As noted in the New York Times article from October 1919, one of many outbreaks of violence occurred in July 1919 in Norfolk, Virginia. A homecoming ceremony for black soldiers returning from World War I was attacked by a white mob; six people were shot. The role of the war and the return of soldiers was examined in the 2011 book Red Summer: The Summer of 1919 and the Awakening of Black America. A November 2011 review summarized its focus:
Black servicemen fighting in Europe encountered a white population often less hostile than American whites. The talk of a “New Negro” appeared in print and was heard on the streets. Civil rights protests erupted in the North and South. It was not unreasonable for African-Americans to think — or at least hope — that wartime gains would be maintained and even extended.
Instead of rewarding black Americans for their military service or even acknowledging their patriotic sacrifice, however, white Americans resolved to restore the pre-war status quo. Southern states cracked down hard on black protest organizations. The summer of 1919, argues journalist Cameron McWhirter, witnessed the “worst spate of race riots and lynchings in American history.” From April to October, American cities exploded in an orgy of violence whose extensive bloodshed led Johnson to name it the “Red Summer.” “Though no complete and accurate records on the eight months of violence were [ever] compiled,” McWhirter notes, “at least 25 major riots erupted and at least 52 black people were lynched” in those months. “Millions of Americans had their lives disrupted.
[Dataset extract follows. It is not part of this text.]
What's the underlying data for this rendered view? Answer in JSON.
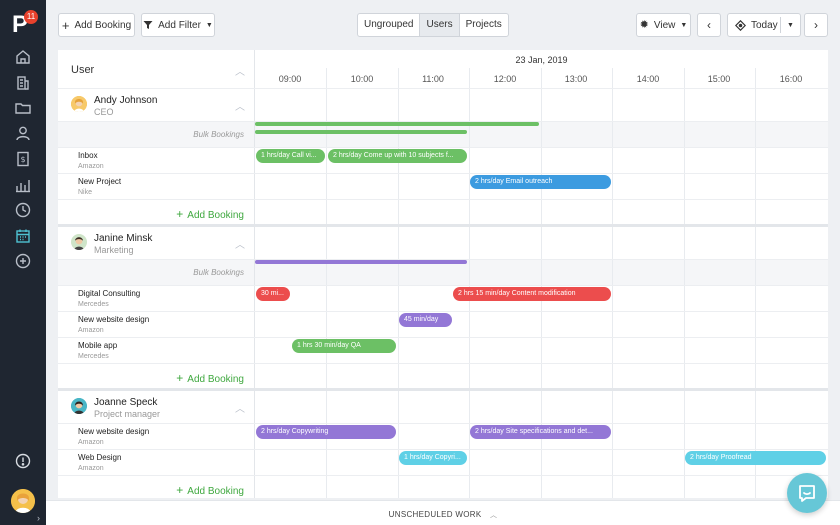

Hundreds of people — most of them black — were killed and thousands more were injured. Tens of thousands were forced to flee their homes.”
A February 2019 Facebook post claimed that “victorious black soldiers returning to the U.S. from World War I [were] lynched while still in uniform,” alongside a photograph of 1943 race riots in Detroit. However, the deadly “Red Summer of 1919” is a part of American history, the product of racism and race-related tensions exacerbated by World War I. Many black civilians were killed, but in at least one instance a homecoming event for black soldiers was marred by racist violence in July 1919. Although the image is misleading, the claim is accurate.